Die Supermarktkette habe über eine Essener Anwaltskanzlei Zahlungen an den damaligen AUB-Chef Wilhelm Schelsky geleistet, der im Zusammenhang mit Zuwendungen in Millionenhöhe von Siemens in Untersuchungshaft sitzt. Das berichtet die "Süddeutsche Zeitung" in ihrer Montagausgabe. Mit 120.000 Euro pro Jahr sei so ein AUB- Mitarbeiter finanziert worden, der sich um Aldi-Betriebsräte "gekümmert" habe, heißt es.

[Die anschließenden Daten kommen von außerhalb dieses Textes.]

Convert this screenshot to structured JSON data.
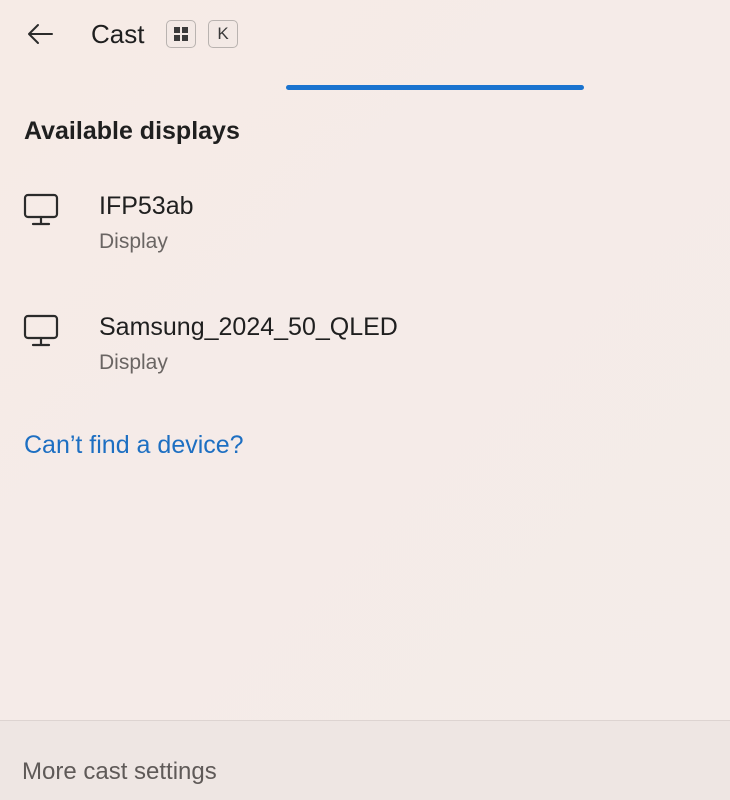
{
  "header": {
    "title": "Cast",
    "shortcut_key": "K"
  },
  "section_title": "Available displays",
  "devices": [
    {
      "name": "IFP53ab",
      "type": "Display"
    },
    {
      "name": "Samsung_2024_50_QLED",
      "type": "Display"
    }
  ],
  "help_link": "Can’t find a device?",
  "footer": {
    "settings_link": "More cast settings"
  },
  "colors": {
    "accent": "#1a73cf",
    "link": "#1d6fc2"
  },
  "icons": {
    "back": "back-arrow-icon",
    "windows_key": "windows-logo-icon",
    "device": "monitor-icon"
  }
}
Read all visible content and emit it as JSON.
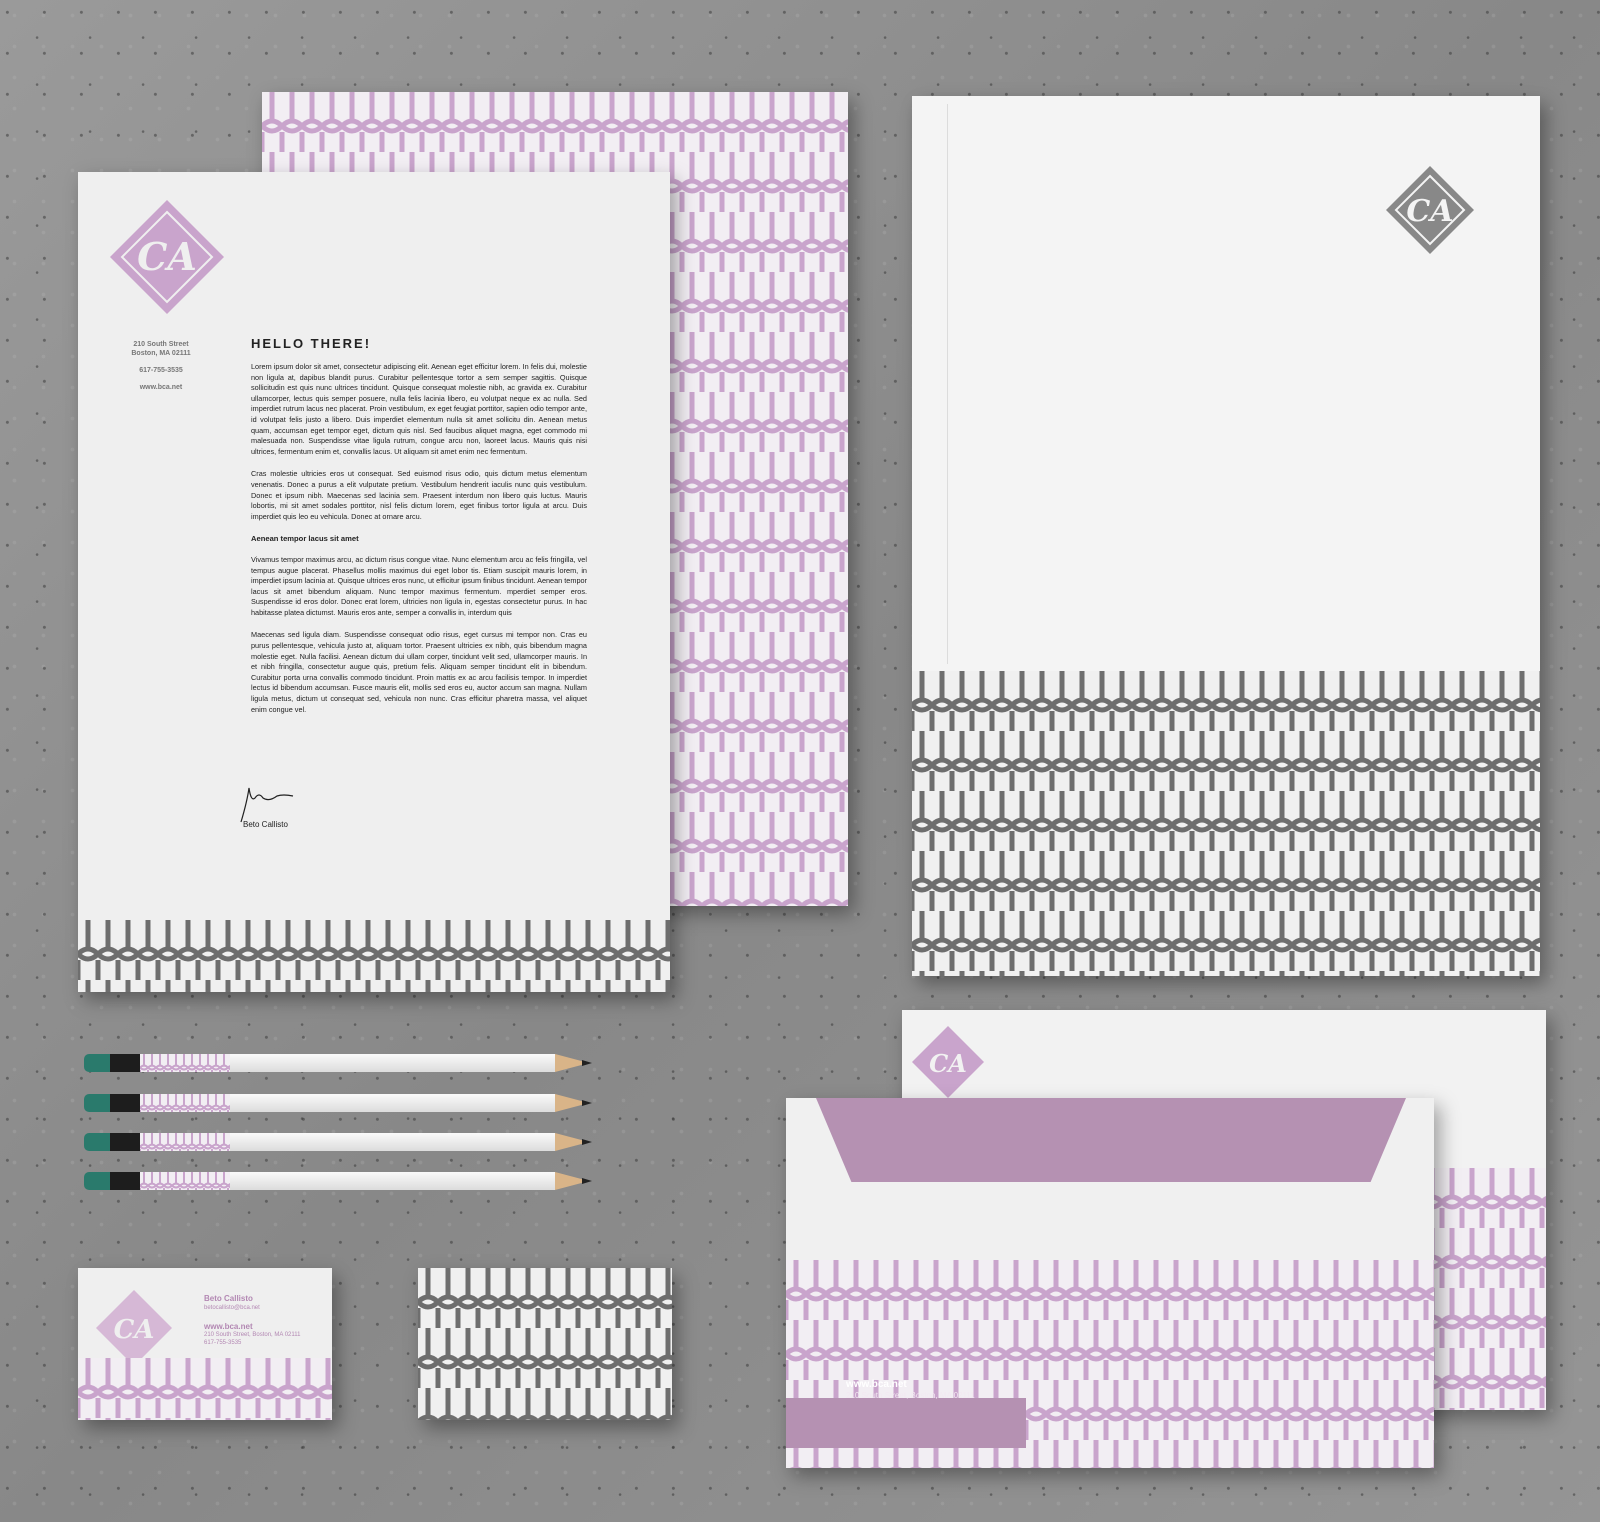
{
  "letterhead": {
    "address_line1": "210 South Street",
    "address_line2": "Boston, MA 02111",
    "phone": "617-755-3535",
    "website": "www.bca.net",
    "title": "HELLO THERE!",
    "paragraph1": "Lorem ipsum dolor sit amet, consectetur adipiscing elit. Aenean eget efficitur lorem. In felis dui, molestie non ligula at, dapibus blandit purus. Curabitur pellentesque tortor a sem semper sagittis. Quisque sollicitudin est quis nunc ultrices tincidunt. Quisque consequat molestie nibh, ac gravida ex. Curabitur ullamcorper, lectus quis semper posuere, nulla felis lacinia libero, eu volutpat neque ex ac nulla. Sed imperdiet rutrum lacus nec placerat. Proin vestibulum, ex eget feugiat porttitor, sapien odio tempor ante, id volutpat felis justo a libero. Duis imperdiet elementum nulla sit amet sollicitu din. Aenean metus quam, accumsan eget tempor eget, dictum quis nisl. Sed faucibus aliquet magna, eget commodo mi malesuada non. Suspendisse vitae ligula rutrum, congue arcu non, laoreet lacus. Mauris quis nisi ultrices, fermentum enim et, convallis lacus. Ut aliquam sit amet enim nec fermentum.",
    "paragraph2": "Cras molestie ultricies eros ut consequat. Sed euismod risus odio, quis dictum metus elementum venenatis. Donec a purus a elit vulputate pretium. Vestibulum hendrerit iaculis nunc quis vestibulum. Donec et ipsum nibh. Maecenas sed lacinia sem. Praesent interdum non libero quis luctus. Mauris lobortis, mi sit amet sodales porttitor, nisl felis dictum lorem, eget finibus tortor ligula at arcu. Duis imperdiet quis leo eu vehicula. Donec at ornare arcu.",
    "subheading": "Aenean tempor lacus sit amet",
    "paragraph3": "Vivamus tempor maximus arcu, ac dictum risus congue vitae. Nunc elementum arcu ac felis fringilla, vel tempus augue placerat. Phasellus mollis maximus dui eget lobor tis. Etiam suscipit mauris lorem, in imperdiet ipsum lacinia at. Quisque ultrices eros nunc, ut efficitur ipsum finibus tincidunt. Aenean tempor lacus sit amet bibendum aliquam. Nunc tempor maximus fermentum. mperdiet semper eros. Suspendisse id eros dolor. Donec erat lorem, ultricies non ligula in, egestas consectetur purus. In hac habitasse platea dictumst. Mauris eros ante, semper a convallis in, interdum quis",
    "paragraph4": "Maecenas sed ligula diam. Suspendisse consequat odio risus, eget cursus mi tempor non. Cras eu purus pellentesque, vehicula justo at, aliquam tortor. Praesent ultricies ex nibh, quis bibendum magna molestie eget. Nulla facilisi. Aenean dictum dui ullam corper, tincidunt velit sed, ullamcorper mauris. In et nibh fringilla, consectetur augue quis, pretium felis. Aliquam semper tincidunt elit in bibendum. Curabitur porta urna convallis commodo tincidunt. Proin mattis ex ac arcu facilisis tempor. In imperdiet lectus id bibendum accumsan. Fusce mauris elit, mollis sed eros eu, auctor accum san magna. Nullam ligula metus, dictum ut consequat sed, vehicula non nunc. Cras efficitur pharetra massa, vel aliquet enim congue vel.",
    "signature_name": "Beto Callisto"
  },
  "monogram": "CA",
  "business_card": {
    "name": "Beto Callisto",
    "email": "betocallisto@bca.net",
    "website": "www.bca.net",
    "address": "210 South Street, Boston, MA 02111",
    "phone": "617-755-3535"
  },
  "envelope": {
    "website": "www.bca.net",
    "address": "210 South Street, Boston, MA 02111"
  },
  "colors": {
    "lilac": "#b591b2",
    "gray": "#6e6e6e",
    "paper": "#efefef"
  }
}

Die Staatsanwaltschaft Nürnberg-Fürth sei bei ihren Ermittlungen wegen der mutmaßlich gesetzeswidrigen Kooperation von Siemens, Schelsky und dessen AUB darauf gestoßen, dass auch Aldi-Nord die Organisation insgeheim gefördert habe. Die Aldi Einkauf GmbH in Essen habe der Zeitung die Zahlungen, die bis 2006 erfolgt seien, bestätigt. Man habe die Zahlungen nicht direkt übernommen, um dem Eindruck entgegenzutreten, man würde Schulungen beeinflussen, hieß es. Die Tätigkeit des Mitarbeiters habe bei den Betriebsräten "uneingeschränkte Zustimmung" gefunden, heißt es in dem Zeitungsbericht.

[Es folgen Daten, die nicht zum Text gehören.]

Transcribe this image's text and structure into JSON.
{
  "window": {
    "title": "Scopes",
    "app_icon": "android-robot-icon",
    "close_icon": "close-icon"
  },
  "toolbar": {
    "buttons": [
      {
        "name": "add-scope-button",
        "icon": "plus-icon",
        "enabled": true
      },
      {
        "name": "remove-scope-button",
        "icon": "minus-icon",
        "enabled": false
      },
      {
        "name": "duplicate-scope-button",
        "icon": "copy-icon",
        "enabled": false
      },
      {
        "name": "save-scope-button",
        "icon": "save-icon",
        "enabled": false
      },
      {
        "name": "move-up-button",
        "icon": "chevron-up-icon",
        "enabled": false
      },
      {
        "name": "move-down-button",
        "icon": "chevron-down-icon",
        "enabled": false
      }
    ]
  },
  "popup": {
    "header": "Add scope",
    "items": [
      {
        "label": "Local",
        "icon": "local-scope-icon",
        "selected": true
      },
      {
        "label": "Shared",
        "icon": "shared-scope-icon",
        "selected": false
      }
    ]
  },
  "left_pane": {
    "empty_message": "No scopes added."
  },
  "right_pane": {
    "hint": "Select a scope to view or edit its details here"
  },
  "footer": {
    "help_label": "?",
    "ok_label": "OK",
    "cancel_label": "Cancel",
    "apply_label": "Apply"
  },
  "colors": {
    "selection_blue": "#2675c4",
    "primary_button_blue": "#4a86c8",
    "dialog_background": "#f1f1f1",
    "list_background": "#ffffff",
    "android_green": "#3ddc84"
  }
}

Schelsky soll ausgesagt haben, die AUB habe für Schulungen von Betriebsräten in der Handelsbranche einen Mitarbeiter von Aldi-Nord übernommen, den Aldi auch finanziert habe. Die Vereinigung habe nahezu alle Betriebsratseinheiten von Aldi-Nord beraten und betreut, während Aldi-Süd bekanntlich "betriebsratsfrei" sei. Schelskys Anwalt habe der Staatsanwaltschaft ergänzend mitgeteilt, Aldi sei bereit gewesen, für die "Pluralität" im Unternehmen zu zahlen.

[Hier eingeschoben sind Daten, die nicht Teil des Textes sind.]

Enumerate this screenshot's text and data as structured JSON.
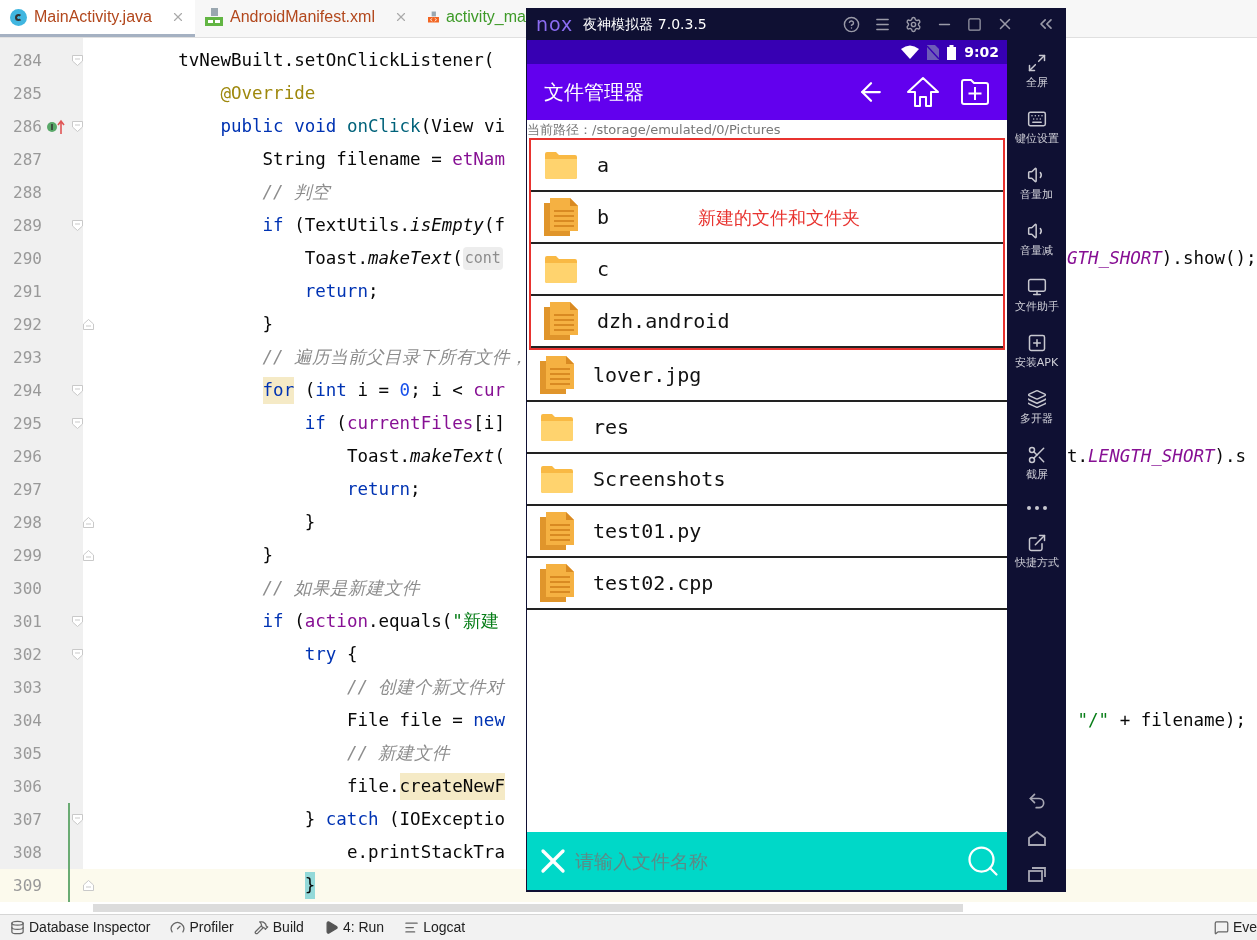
{
  "editor": {
    "tabs": [
      {
        "label": "MainActivity.java",
        "kind": "java",
        "selected": true,
        "closable": true
      },
      {
        "label": "AndroidManifest.xml",
        "kind": "manifest",
        "selected": false,
        "closable": true
      },
      {
        "label": "activity_ma",
        "kind": "layout",
        "selected": false,
        "closable": false
      }
    ],
    "lines": [
      {
        "no": "284",
        "fold_start": true,
        "fold_end": false,
        "implements": false,
        "changed": false,
        "current": false,
        "code": [
          {
            "text": "        tvNewBuilt.setOnClickListener(",
            "kind": "plain"
          }
        ]
      },
      {
        "no": "285",
        "fold_start": false,
        "fold_end": false,
        "implements": false,
        "changed": false,
        "current": false,
        "code": [
          {
            "text": "            @Override",
            "kind": "annotation"
          }
        ]
      },
      {
        "no": "286",
        "fold_start": true,
        "fold_end": false,
        "implements": true,
        "changed": false,
        "current": false,
        "code": [
          {
            "text": "            public",
            "kind": "keyword"
          },
          {
            "text": " void",
            "kind": "keyword"
          },
          {
            "text": " onClick",
            "kind": "decl"
          },
          {
            "text": "(View vi",
            "kind": "plain"
          }
        ]
      },
      {
        "no": "287",
        "fold_start": false,
        "fold_end": false,
        "implements": false,
        "changed": false,
        "current": false,
        "code": [
          {
            "text": "                String filename = ",
            "kind": "plain"
          },
          {
            "text": "etNam",
            "kind": "field"
          }
        ]
      },
      {
        "no": "288",
        "fold_start": false,
        "fold_end": false,
        "implements": false,
        "changed": false,
        "current": false,
        "code": [
          {
            "text": "                // 判空",
            "kind": "comment"
          }
        ]
      },
      {
        "no": "289",
        "fold_start": true,
        "fold_end": false,
        "implements": false,
        "changed": false,
        "current": false,
        "code": [
          {
            "text": "                if",
            "kind": "keyword"
          },
          {
            "text": " (TextUtils.",
            "kind": "plain"
          },
          {
            "text": "isEmpty",
            "kind": "italic"
          },
          {
            "text": "(f",
            "kind": "plain"
          }
        ]
      },
      {
        "no": "290",
        "fold_start": false,
        "fold_end": false,
        "implements": false,
        "changed": false,
        "current": false,
        "code": [
          {
            "text": "                    Toast.",
            "kind": "plain"
          },
          {
            "text": "makeText",
            "kind": "italic"
          },
          {
            "text": "(",
            "kind": "plain"
          },
          {
            "text": "cont",
            "kind": "hint"
          }
        ],
        "right": [
          {
            "text": "GTH_SHORT",
            "kind": "field_italic"
          },
          {
            "text": ").show();",
            "kind": "plain"
          }
        ]
      },
      {
        "no": "291",
        "fold_start": false,
        "fold_end": false,
        "implements": false,
        "changed": false,
        "current": false,
        "code": [
          {
            "text": "                    return",
            "kind": "keyword"
          },
          {
            "text": ";",
            "kind": "plain"
          }
        ]
      },
      {
        "no": "292",
        "fold_start": false,
        "fold_end": true,
        "implements": false,
        "changed": false,
        "current": false,
        "code": [
          {
            "text": "                }",
            "kind": "plain"
          }
        ]
      },
      {
        "no": "293",
        "fold_start": false,
        "fold_end": false,
        "implements": false,
        "changed": false,
        "current": false,
        "code": [
          {
            "text": "                // 遍历当前父目录下所有文件，",
            "kind": "comment"
          }
        ]
      },
      {
        "no": "294",
        "fold_start": true,
        "fold_end": false,
        "implements": false,
        "changed": false,
        "current": false,
        "code": [
          {
            "text": "                for",
            "kind": "keyword_hl"
          },
          {
            "text": " (",
            "kind": "plain"
          },
          {
            "text": "int",
            "kind": "keyword"
          },
          {
            "text": " i = ",
            "kind": "plain"
          },
          {
            "text": "0",
            "kind": "number"
          },
          {
            "text": "; i < ",
            "kind": "plain"
          },
          {
            "text": "cur",
            "kind": "field"
          }
        ]
      },
      {
        "no": "295",
        "fold_start": true,
        "fold_end": false,
        "implements": false,
        "changed": false,
        "current": false,
        "code": [
          {
            "text": "                    if",
            "kind": "keyword"
          },
          {
            "text": " (",
            "kind": "plain"
          },
          {
            "text": "currentFiles",
            "kind": "field"
          },
          {
            "text": "[i]",
            "kind": "plain"
          }
        ]
      },
      {
        "no": "296",
        "fold_start": false,
        "fold_end": false,
        "implements": false,
        "changed": false,
        "current": false,
        "code": [
          {
            "text": "                        Toast.",
            "kind": "plain"
          },
          {
            "text": "makeText",
            "kind": "italic"
          },
          {
            "text": "(",
            "kind": "plain"
          }
        ],
        "right": [
          {
            "text": "t.",
            "kind": "plain"
          },
          {
            "text": "LENGTH_SHORT",
            "kind": "field_italic"
          },
          {
            "text": ").s",
            "kind": "plain"
          }
        ]
      },
      {
        "no": "297",
        "fold_start": false,
        "fold_end": false,
        "implements": false,
        "changed": false,
        "current": false,
        "code": [
          {
            "text": "                        return",
            "kind": "keyword"
          },
          {
            "text": ";",
            "kind": "plain"
          }
        ]
      },
      {
        "no": "298",
        "fold_start": false,
        "fold_end": true,
        "implements": false,
        "changed": false,
        "current": false,
        "code": [
          {
            "text": "                    }",
            "kind": "plain"
          }
        ]
      },
      {
        "no": "299",
        "fold_start": false,
        "fold_end": true,
        "implements": false,
        "changed": false,
        "current": false,
        "code": [
          {
            "text": "                }",
            "kind": "plain"
          }
        ]
      },
      {
        "no": "300",
        "fold_start": false,
        "fold_end": false,
        "implements": false,
        "changed": false,
        "current": false,
        "code": [
          {
            "text": "                // 如果是新建文件",
            "kind": "comment"
          }
        ]
      },
      {
        "no": "301",
        "fold_start": true,
        "fold_end": false,
        "implements": false,
        "changed": false,
        "current": false,
        "code": [
          {
            "text": "                if",
            "kind": "keyword"
          },
          {
            "text": " (",
            "kind": "plain"
          },
          {
            "text": "action",
            "kind": "field"
          },
          {
            "text": ".equals(",
            "kind": "plain"
          },
          {
            "text": "\"新建",
            "kind": "string"
          }
        ]
      },
      {
        "no": "302",
        "fold_start": true,
        "fold_end": false,
        "implements": false,
        "changed": false,
        "current": false,
        "code": [
          {
            "text": "                    try",
            "kind": "keyword"
          },
          {
            "text": " {",
            "kind": "plain"
          }
        ]
      },
      {
        "no": "303",
        "fold_start": false,
        "fold_end": false,
        "implements": false,
        "changed": false,
        "current": false,
        "code": [
          {
            "text": "                        // 创建个新文件对",
            "kind": "comment"
          }
        ]
      },
      {
        "no": "304",
        "fold_start": false,
        "fold_end": false,
        "implements": false,
        "changed": false,
        "current": false,
        "code": [
          {
            "text": "                        File file = ",
            "kind": "plain"
          },
          {
            "text": "new",
            "kind": "keyword"
          }
        ],
        "right": [
          {
            "text": " \"/\"",
            "kind": "string"
          },
          {
            "text": " + filename);",
            "kind": "plain"
          }
        ]
      },
      {
        "no": "305",
        "fold_start": false,
        "fold_end": false,
        "implements": false,
        "changed": false,
        "current": false,
        "code": [
          {
            "text": "                        // 新建文件",
            "kind": "comment"
          }
        ]
      },
      {
        "no": "306",
        "fold_start": false,
        "fold_end": false,
        "implements": false,
        "changed": false,
        "current": false,
        "code": [
          {
            "text": "                        file.",
            "kind": "plain"
          },
          {
            "text": "createNewF",
            "kind": "call_hl"
          }
        ]
      },
      {
        "no": "307",
        "fold_start": true,
        "fold_end": false,
        "implements": false,
        "changed": true,
        "current": false,
        "code": [
          {
            "text": "                    } ",
            "kind": "plain"
          },
          {
            "text": "catch",
            "kind": "keyword"
          },
          {
            "text": " (IOExceptio",
            "kind": "plain"
          }
        ]
      },
      {
        "no": "308",
        "fold_start": false,
        "fold_end": false,
        "implements": false,
        "changed": true,
        "current": false,
        "code": [
          {
            "text": "                        e.printStackTra",
            "kind": "plain"
          }
        ]
      },
      {
        "no": "309",
        "fold_start": false,
        "fold_end": true,
        "implements": false,
        "changed": true,
        "current": true,
        "code": [
          {
            "text": "                    }",
            "kind": "brace_hl"
          }
        ]
      }
    ]
  },
  "tool_windows": [
    {
      "label": "Database Inspector",
      "kind": "database"
    },
    {
      "label": "Profiler",
      "kind": "profiler"
    },
    {
      "label": "Build",
      "kind": "build"
    },
    {
      "label": "4: Run",
      "kind": "run"
    },
    {
      "label": "Logcat",
      "kind": "logcat"
    },
    {
      "label": "Eve",
      "kind": "event"
    }
  ],
  "emulator": {
    "logo": "nox",
    "title": "夜神模拟器 7.0.3.5",
    "status_bar": {
      "time": "9:02"
    },
    "app": {
      "title": "文件管理器",
      "path": "当前路径：/storage/emulated/0/Pictures",
      "annotation": "新建的文件和文件夹",
      "files": [
        {
          "name": "a",
          "kind": "folder",
          "new": true
        },
        {
          "name": "b",
          "kind": "file",
          "new": true
        },
        {
          "name": "c",
          "kind": "folder",
          "new": true
        },
        {
          "name": "dzh.android",
          "kind": "file",
          "new": true
        },
        {
          "name": "lover.jpg",
          "kind": "file",
          "new": false
        },
        {
          "name": "res",
          "kind": "folder",
          "new": false
        },
        {
          "name": "Screenshots",
          "kind": "folder",
          "new": false
        },
        {
          "name": "test01.py",
          "kind": "file",
          "new": false
        },
        {
          "name": "test02.cpp",
          "kind": "file",
          "new": false
        }
      ],
      "search": {
        "placeholder": "请输入文件名称"
      }
    },
    "sidebar": [
      {
        "kind": "fullscreen",
        "label": "全屏"
      },
      {
        "kind": "keyboard",
        "label": "键位设置"
      },
      {
        "kind": "volume_up",
        "label": "音量加"
      },
      {
        "kind": "volume_down",
        "label": "音量减"
      },
      {
        "kind": "files",
        "label": "文件助手"
      },
      {
        "kind": "apk",
        "label": "安装APK"
      },
      {
        "kind": "multi",
        "label": "多开器"
      },
      {
        "kind": "screenshot",
        "label": "截屏"
      },
      {
        "kind": "more"
      },
      {
        "kind": "shortcut",
        "label": "快捷方式"
      }
    ]
  }
}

Die Aldi Einkaufs-GmbH habe der "Süddeutschen Zeitung" mitgeteilt, dass der Mitarbeiter seit einiger Zeit als Selbstständiger arbeite und als solcher Schulungsveranstaltungen vor allem in den neuen Bundesländern abhalte. Betriebsräte von Aldi-Nord hätten dem Unternehmen die AUB und Schelsky als "vertrauenswürdige Alternative" zur Gewerkschaft Verdi präsentiert, schreibt das Blatt weiter.